Thinking back to this event, and where I was when it happened, still makes me uneasy. I was on a trip with a best friend in Detroit seeing the last two Paul McCartney shows for his 2017 tour. I was actually quite disconnected with reality because I wasn’t spending a lot of time on social media or watching any TV. We didn’t even know anything happened until Amanda checked her Facebook and saw the posts we have become too used to seeing. The posts that are just normal now.
We also noticed in our hotel and casino we stayed at, the MGM Grand in Detroit, they had to close off their open concept bar/restaurant because they said people didn’t feel safe. I mean it’s a huge casino and the restaurant was completely open to it. They had some sort of glass up, that in the event of an attack there, wouldn’t have done anything, but it’s all they could have done. It made me so sad.

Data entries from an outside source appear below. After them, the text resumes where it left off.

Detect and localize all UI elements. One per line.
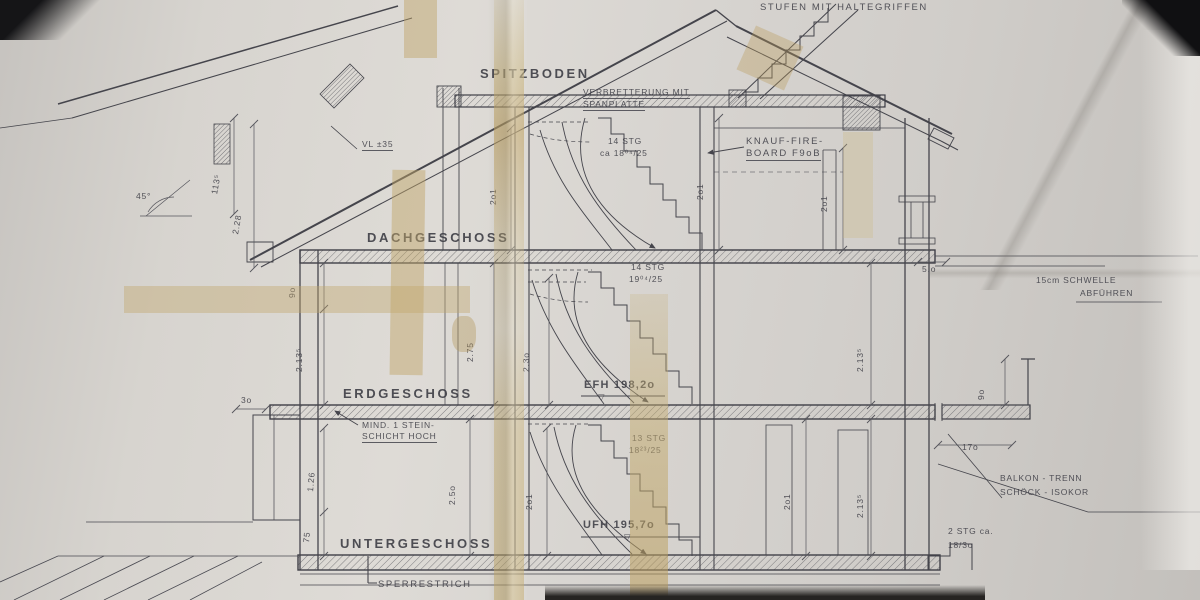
mind-label-1: MIND. 1 STEIN-: [362, 420, 435, 430]
knauf-label-2: BOARD F9oB: [746, 148, 821, 161]
ground-lines: [0, 522, 298, 600]
dim-201-b: 2o1: [695, 183, 705, 200]
leader-lines: [331, 126, 1200, 583]
stairs-mid-label-2: 19⁰⁴/25: [629, 274, 663, 285]
dim-75: 75: [301, 531, 312, 543]
dim-2135-left: 2.13⁵: [294, 348, 304, 372]
blueprint-photo: STUFEN MIT HALTEGRIFFEN SPITZBODEN VERBR…: [0, 0, 1200, 600]
slab-balkon: [942, 405, 1030, 419]
tape-strip-left-horizontal: [124, 286, 470, 313]
tape-strip-center: [494, 0, 524, 600]
dim-201-d: 2o1: [524, 493, 534, 510]
slab-untergeschoss: [298, 555, 940, 570]
stairs-top-label-2: ca 18⁰⁴/25: [600, 148, 648, 159]
stairs-top-label-1: 14 STG: [608, 136, 642, 146]
level-label-untergeschoss: UNTERGESCHOSS: [340, 536, 492, 551]
balkon-label-1: BALKON - TRENN: [1000, 473, 1082, 483]
dim-2135-right-low: 2.13⁵: [855, 494, 865, 518]
dim-2135-right-up: 2.13⁵: [855, 348, 865, 372]
tape-smudge: [452, 316, 476, 352]
schwelle-label-2: ABFÜHREN: [1080, 288, 1133, 298]
tape-strip-mid-vertical: [630, 294, 668, 600]
efh-level-marker: ▽: [598, 392, 605, 403]
dimension-lines: [140, 114, 1016, 560]
stufen-label: STUFEN MIT HALTEGRIFFEN: [760, 2, 928, 13]
verbretterung-label-1: VERBRETTERUNG MIT: [583, 87, 690, 99]
tape-strip-left-vertical: [390, 170, 426, 375]
slab-erdgeschoss: [270, 405, 935, 419]
vl-label: VL ±35: [362, 139, 393, 151]
dim-250: 2.5o: [447, 485, 457, 505]
verbretterung-label-2: SPANPLATTE: [583, 99, 645, 111]
knauf-label-1: KNAUF-FIRE-: [746, 136, 824, 147]
stairs-out-label-1: 2 STG ca.: [948, 526, 993, 536]
schwelle-label-1: 15cm SCHWELLE: [1036, 275, 1116, 285]
mind-label-2: SCHICHT HOCH: [362, 431, 437, 443]
level-label-erdgeschoss: ERDGESCHOSS: [343, 386, 473, 401]
level-label-dachgeschoss: DACHGESCHOSS: [367, 230, 509, 245]
dim-126: 1.26: [305, 471, 317, 492]
tape-strip-top: [404, 0, 437, 58]
stairs-mid-label-1: 14 STG: [631, 262, 665, 272]
balkon-label-2: SCHÖCK - ISOKOR: [1000, 487, 1089, 497]
stairs-out-label-2: 18/3o: [948, 540, 973, 550]
dim-50: 5.o: [922, 264, 936, 274]
dim-90-right: 9o: [976, 389, 986, 400]
stairs: [528, 4, 858, 556]
dim-170: 17o: [962, 442, 979, 452]
dim-30: 3o: [241, 395, 252, 405]
dim-201-e: 2o1: [782, 493, 792, 510]
dim-201-c: 2o1: [819, 195, 829, 212]
dim-angle: 45°: [136, 191, 151, 201]
sperrestrich-label: SPERRESTRICH: [378, 579, 472, 590]
tape-patch-right: [843, 132, 873, 238]
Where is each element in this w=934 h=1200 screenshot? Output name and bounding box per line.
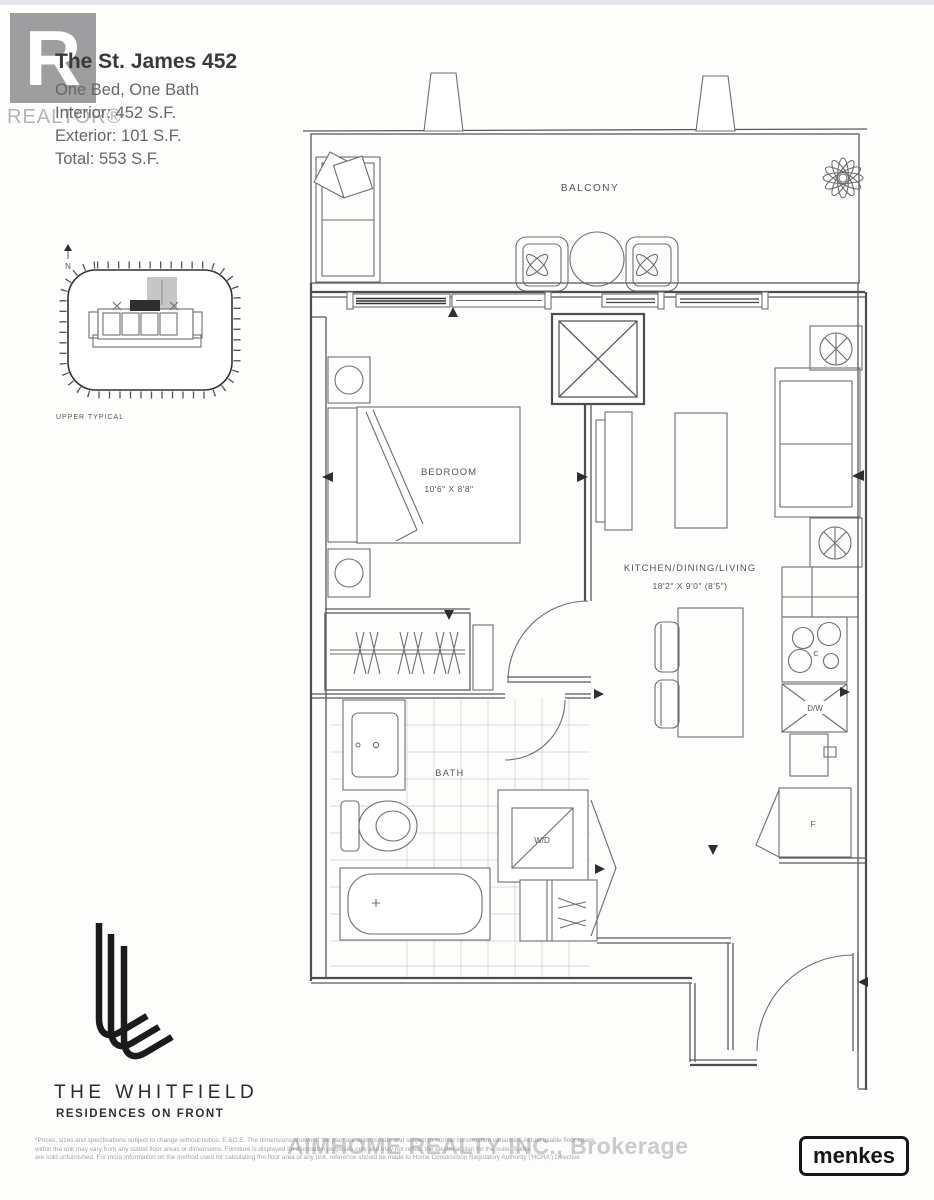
cooktop-label: C (813, 649, 819, 658)
window (676, 294, 763, 307)
linen-shelves (520, 880, 597, 941)
toilet (341, 801, 417, 851)
window (602, 294, 659, 307)
kitchen-dims: 18'2" X 9'0" (8'5") (653, 581, 728, 591)
dishwasher-label: D/W (807, 704, 823, 713)
menkes-logo: menkes (799, 1136, 909, 1176)
key-plan-caption: UPPER TYPICAL (56, 414, 124, 421)
dishwasher: D/W (782, 684, 847, 732)
counter (782, 567, 858, 617)
sink-icon (810, 326, 862, 370)
nightstand (328, 357, 370, 403)
balcony: BALCONY (303, 73, 867, 291)
key-plan: N UPPER TYPICAL (56, 244, 237, 421)
bedroom-closet (325, 609, 470, 690)
column (424, 73, 463, 131)
coffee-table (675, 413, 727, 528)
window (452, 294, 546, 307)
bedroom-door-swing (508, 601, 588, 681)
north-label: N (65, 262, 71, 271)
sofa (775, 368, 860, 517)
bedroom-label: BEDROOM (421, 467, 477, 478)
bathroom: W/D BATH (340, 700, 616, 941)
hangers-icon (398, 632, 424, 674)
window (352, 294, 450, 307)
washer-dryer: W/D (498, 790, 588, 882)
washer-dryer-label: W/D (534, 836, 550, 845)
tv-console (596, 412, 632, 530)
bedroom-dims: 10'6" X 8'8" (424, 484, 473, 494)
entry-door (757, 953, 858, 1051)
floor-plan-drawing: N UPPER TYPICAL (0, 0, 934, 1200)
brokerage-watermark: AIMHOME REALTY INC., Brokerage (287, 1133, 688, 1160)
balcony-label: BALCONY (561, 183, 619, 194)
fridge-label: F (811, 820, 816, 829)
hangers-icon (434, 632, 460, 674)
sink-icon (810, 518, 862, 567)
shaft (552, 314, 644, 404)
bedroom-furniture: BEDROOM 10'6" X 8'8" (328, 357, 520, 597)
building-name: THE WHITFIELD (54, 1082, 258, 1104)
fridge: F (756, 788, 851, 857)
bath-label: BATH (435, 768, 464, 778)
whitfield-logo-icon (99, 923, 172, 1056)
balcony-table (570, 232, 624, 286)
oven (790, 734, 836, 776)
vanity-sink (343, 700, 405, 790)
building-tagline: RESIDENCES ON FRONT (56, 1108, 224, 1120)
bath-door-swing (505, 700, 565, 760)
kitchen-label: KITCHEN/DINING/LIVING (624, 563, 756, 574)
dining-table-chairs (655, 608, 743, 737)
nightstand (328, 549, 370, 597)
bathtub (340, 868, 490, 940)
balcony-lounge-chair (314, 152, 380, 282)
column (696, 76, 735, 131)
floorplan-sheet: R REALTOR® The St. James 452 One Bed, On… (0, 0, 934, 1200)
cooktop: C (782, 617, 847, 682)
hangers-icon (354, 632, 380, 674)
plant-icon (823, 158, 863, 198)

But still, this one was different. It was so many people. I understand and agree that just one person is too many. But this number is beyond disgusting. Any sense of security or safety is lost as the murderer gains infamy from being a coward and attacking a massive group of innocent music fans in Vegas.
It really wasn’t until I got home from the trip that I started seeing more about the massacre. It shook me to the core. Honestly. I got home from work and my mom had on the news as she was cooking dinner for us. I saw the hugest sense of fear in the eyes of the innocent and I don’t think I’ll ever forget that. I stood there with teary eyes until it cut to commercial break. I shut the TV off. I was holding back my tears as I walked upstairs to my room. I got in the shower and couldn’t stop crying. I got out of the shower and couldn’t stop crying either.
Of course I wasn’t there. I didn’t know anyone there. I have never been to Vegas. But truly none of that matters. It could have been any of us. Even those who don’t go to concerts. It just felt that much closer to me because I was at a concert myself the night it happened, then back to another one the next night after it happened. Paul played Give Peace A Chance and I think the entire crowd was moved and in tears. It was also the night Tom Petty passed away. I won’t forget it. Paul said, “even though this has been a very sad day, we’re going to celebrate the joys of life.”
I went to see my therapist a week later and just completely broke down. We were just having small talk. The beginning of a session. I was wearing a black crew neck sweatshirt that said “I saw Paul McCartney in Brooklyn.” He knows I travel a lot for shows. He asked if I was crying because that could have been me. And I really don’t think that’s why I couldn’t stop crying. I think I was crying because it literally could have been anyone, anywhere. It still can.
I also remember a coworker emailing me that night. He knew I was at a concert—I don’t think he knew where, though. He wanted to make sure I was ok. He asked me to please not go to anymore concerts because it isn’t worth it. He said he would buy me all the McCartney music I wanted so I could enjoy it and not have to worry. I loved him reaching out, but that wasn’t the point. I think that when we start giving up what makes us happy, or what makes us unique, is when we, the innocent people, lose.
It reminds me of that infamous quote from the movie, Kids. “When you’re young, not much matters. When you find something that you care about, then that’s all you’ve got.”
This post is just to share my perspective, however irrelevant in the grand scheme of things. That’s what a blog is, right?